他們畢竟是從昨日熬到現在,沒有吃上一口飯,喝上一滴水。
建安帝昏迷,就只剩下蕭凜,他冷冷地朝著周圍看了一眼,疲憊道:
「眾大臣去偏殿帶上你們的妻女回家吧,這場動盪已經結束了!」
眾臣聽到他的話,一個個趕緊去領了自己家的妻女回家。
皇宮實在是太危險了,一天時間,好似熬了一生那般漫長。
楚國公上前一步看向蕭凜:「王爺,接下來該如何?」
蕭凜看著自家這未來岳父,輕聲笑了起來:「自然是收拾殘局了,楚伯父,季君逸可有抓住?」
他倒是好,最先惦記的,還是這個曾經的情敵。
不將他殺死,他心中難安。
楚國公也沒有想到,這場爭鬥,他們竟然真的贏了,語氣難免變得輕鬆了起來:「自然是抓住了,如今正在天牢之中。」
一聽季君逸進了天牢,蕭凜就放心了。
他朝著楚國公道:「楚伯父,您帶著屠龍刀三衛先回去吧,接下來的事情,交給本王就好。」
楚國公知道他的皇城衛在這次動盪中全部保住,沒有一絲損傷,宮中之事,他也不便插手,於是就帶著三衛之人離開了。
蕭凜很快就掌控了皇宮,重新將禁衛軍歸攏起來,恢復皇宮的秩序。
至於後宮之中,則是交給接回來的柳飛絮。
這些日子以來,柳飛絮在後宮有著蕭凜的幫忙,也積攢了一些勢力,自然順理成章地接管了後宮。

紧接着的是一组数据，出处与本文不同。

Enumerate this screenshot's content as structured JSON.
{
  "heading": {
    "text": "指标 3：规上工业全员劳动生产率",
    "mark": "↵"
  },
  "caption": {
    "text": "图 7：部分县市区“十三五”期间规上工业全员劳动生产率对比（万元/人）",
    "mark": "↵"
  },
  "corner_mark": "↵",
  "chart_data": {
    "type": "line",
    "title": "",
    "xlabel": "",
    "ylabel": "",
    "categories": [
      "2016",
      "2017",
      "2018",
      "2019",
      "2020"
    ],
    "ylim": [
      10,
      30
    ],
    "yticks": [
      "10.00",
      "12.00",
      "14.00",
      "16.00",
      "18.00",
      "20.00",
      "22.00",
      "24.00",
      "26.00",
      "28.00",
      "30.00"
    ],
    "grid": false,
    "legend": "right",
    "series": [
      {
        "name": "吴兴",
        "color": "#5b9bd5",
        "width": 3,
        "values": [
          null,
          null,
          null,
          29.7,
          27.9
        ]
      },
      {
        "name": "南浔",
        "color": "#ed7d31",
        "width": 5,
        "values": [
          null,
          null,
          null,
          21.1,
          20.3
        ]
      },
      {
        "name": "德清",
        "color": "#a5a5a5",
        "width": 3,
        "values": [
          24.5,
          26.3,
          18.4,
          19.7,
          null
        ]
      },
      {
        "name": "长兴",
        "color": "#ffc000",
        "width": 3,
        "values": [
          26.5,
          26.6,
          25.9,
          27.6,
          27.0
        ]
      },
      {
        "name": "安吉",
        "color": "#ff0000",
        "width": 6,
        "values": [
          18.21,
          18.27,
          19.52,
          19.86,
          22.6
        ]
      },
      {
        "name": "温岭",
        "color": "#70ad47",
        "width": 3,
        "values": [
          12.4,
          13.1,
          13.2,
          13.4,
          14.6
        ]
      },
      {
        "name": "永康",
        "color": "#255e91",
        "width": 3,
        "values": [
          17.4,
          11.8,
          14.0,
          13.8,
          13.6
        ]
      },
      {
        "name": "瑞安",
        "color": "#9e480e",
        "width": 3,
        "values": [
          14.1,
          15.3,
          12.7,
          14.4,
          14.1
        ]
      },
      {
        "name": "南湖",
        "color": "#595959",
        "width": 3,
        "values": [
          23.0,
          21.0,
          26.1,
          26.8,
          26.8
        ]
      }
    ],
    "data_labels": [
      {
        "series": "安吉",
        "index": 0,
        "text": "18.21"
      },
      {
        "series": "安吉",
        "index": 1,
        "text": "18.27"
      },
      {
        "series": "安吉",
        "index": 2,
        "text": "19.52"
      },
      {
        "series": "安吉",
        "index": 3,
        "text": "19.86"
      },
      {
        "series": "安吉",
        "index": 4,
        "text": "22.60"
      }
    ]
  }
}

惠妃聽到裕王被射死的消息,一時之間受不了刺激,跟著病倒了。
池皇后失了太子,也變得瘋瘋癲癲了起來。
這兩個原本最可能做太后的宮妃,一下子全部倒下,所有的風向都轉向柳貴妃,柳飛絮管理起來倒不太費力。
建安帝再次清醒之時,已經能夠明顯察覺到自己的身體不行了,他讓人叫來蕭凜,父子之間開始了十幾年後的第一次長談。

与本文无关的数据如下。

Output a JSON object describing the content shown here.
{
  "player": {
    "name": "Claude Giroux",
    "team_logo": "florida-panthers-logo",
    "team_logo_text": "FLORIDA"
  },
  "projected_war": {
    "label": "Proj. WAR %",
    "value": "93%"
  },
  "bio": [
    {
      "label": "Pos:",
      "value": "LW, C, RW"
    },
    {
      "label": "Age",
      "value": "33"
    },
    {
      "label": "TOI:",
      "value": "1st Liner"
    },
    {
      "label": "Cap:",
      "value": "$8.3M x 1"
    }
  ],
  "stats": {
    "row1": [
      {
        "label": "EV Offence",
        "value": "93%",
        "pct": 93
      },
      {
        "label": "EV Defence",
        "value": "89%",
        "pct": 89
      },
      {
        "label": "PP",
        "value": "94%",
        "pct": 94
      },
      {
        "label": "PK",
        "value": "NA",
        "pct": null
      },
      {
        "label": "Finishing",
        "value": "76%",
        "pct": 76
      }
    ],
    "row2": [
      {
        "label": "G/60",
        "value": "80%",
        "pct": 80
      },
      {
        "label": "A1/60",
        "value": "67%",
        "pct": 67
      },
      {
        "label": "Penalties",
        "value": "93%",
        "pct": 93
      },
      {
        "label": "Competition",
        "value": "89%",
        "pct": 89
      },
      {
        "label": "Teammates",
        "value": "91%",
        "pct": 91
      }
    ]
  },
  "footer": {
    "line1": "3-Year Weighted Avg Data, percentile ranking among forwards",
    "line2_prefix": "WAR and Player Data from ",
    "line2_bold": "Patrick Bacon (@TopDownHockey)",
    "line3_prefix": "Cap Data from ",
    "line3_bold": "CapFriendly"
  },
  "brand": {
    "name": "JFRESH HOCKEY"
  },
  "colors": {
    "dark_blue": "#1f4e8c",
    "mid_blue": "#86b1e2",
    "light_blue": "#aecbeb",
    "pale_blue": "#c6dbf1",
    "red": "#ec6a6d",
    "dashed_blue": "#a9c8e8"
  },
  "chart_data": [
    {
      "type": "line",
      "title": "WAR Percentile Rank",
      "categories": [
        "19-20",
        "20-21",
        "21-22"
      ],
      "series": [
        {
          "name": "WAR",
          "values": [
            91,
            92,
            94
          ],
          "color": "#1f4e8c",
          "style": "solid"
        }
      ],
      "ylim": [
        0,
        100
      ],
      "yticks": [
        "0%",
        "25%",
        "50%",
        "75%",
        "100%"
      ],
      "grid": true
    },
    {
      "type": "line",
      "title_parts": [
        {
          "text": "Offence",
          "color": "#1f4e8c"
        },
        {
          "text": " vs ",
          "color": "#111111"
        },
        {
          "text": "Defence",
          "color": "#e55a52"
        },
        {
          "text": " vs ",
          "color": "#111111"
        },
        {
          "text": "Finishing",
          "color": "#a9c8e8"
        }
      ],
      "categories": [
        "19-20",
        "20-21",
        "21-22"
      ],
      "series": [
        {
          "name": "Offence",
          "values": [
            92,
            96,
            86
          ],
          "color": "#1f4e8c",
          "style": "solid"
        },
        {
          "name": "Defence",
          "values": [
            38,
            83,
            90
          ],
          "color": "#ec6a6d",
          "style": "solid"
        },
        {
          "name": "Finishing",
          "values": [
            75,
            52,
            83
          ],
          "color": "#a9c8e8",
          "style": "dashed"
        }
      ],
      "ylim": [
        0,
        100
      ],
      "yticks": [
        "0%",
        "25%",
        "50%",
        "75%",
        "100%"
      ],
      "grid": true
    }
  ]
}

他們的談話內容無人知曉,只是蕭凜從承乾宮出來時,臉色又蒼白了幾分,整個人就像是失了魂般。
冷鋒看到他的樣子,滿眼都是擔憂之色。
蕭凜從宮中出來,沒有回他的殘王府,而是去了楚國公府。
楚沁柔看著他那破碎的樣子,心也跟著一顫,突然發現,自己竟然會心疼他。
「你怎麼了?」
說著就習慣性地給他倒了一杯茶水,餵到他的嘴邊:「來,先喝口水。」
蕭凜接過茶水,一口氣喝完之後,脆弱道:「柔兒,你能不能抱抱我?」
那雙漂亮的桃花眼儘是脆弱與哀求。
楚沁柔心中一酸,伸出手雙手來將他抱入懷中,輕輕拍打著他的後背,像是在哄著一個孩子:
「沒有事了,莫要想太多,你若累了,就好好睡上一覺。」
她沒有問他發生了什麼事情,才會讓他變得如此脆弱,因為他若想講,自然會說給她聽。
若不想講,那就是他的秘密。
堅強如他,哪怕是被自己父親拋棄,下毒,都能夠熬了過來,如今這般脆弱,一定是那件事情對他打擊太大了。
蕭凜好似真的找到了安慰的港灣,竟然在楚沁柔的輕哄中慢慢睡了過去。
聽著他均勻的呼吸聲,楚沁柔輕輕將他抱上床榻。
這一次,她沒有嫌棄他占了自己的床。
看著蕭凜沉睡的睡顏,那張美到雌雄莫辨的臉此刻竟然如此恬靜。
只是那皮膚太過蒼白。
還有那又長又卷的長睫上,竟然還掛著兩滴淚珠,看得楚沁柔心口一緊。
不由得伸出一根手指來,輕輕拭去他眼睫上的淚珠。
動作輕柔,仿佛生怕驚擾到他的美夢。
手從他臉上划過,忍不住輕輕摸了摸,觸感竟然如此冰涼,仿佛能將她的手指凍傷。
長年體溫如此冰冷,也不知道他是如何熬了過來,長到這麼大的。
蕭凜仿佛已經睡熟,卻還是不安,突然捉住了楚沁柔的手,緊緊握在手中,口中呢喃著:
「柔兒,別離開我,別拋棄我,好不好,我只剩下你了,別不要我!」
楚沁柔看著他皺起的眉頭,還有那仿佛不安的神情,明明沒有清醒,卻讓人無法抗拒他的要求,只能輕聲安慰著:
「我不離開,你好好睡一覺吧,睡醒了,一切就都好了。」
許是聽到了她的話,他竟然鬆開了她的手,眉頭也跟著舒展起來,乖得像一個聽話的瓷娃娃。
楚沁柔知道他累極了。
以他的身體,從昨天一直到現在才休息一下,確實已經到了極限。
她就這麼守在床邊,看著他的睡顏,眼神不知不覺間就軟成了一攤水。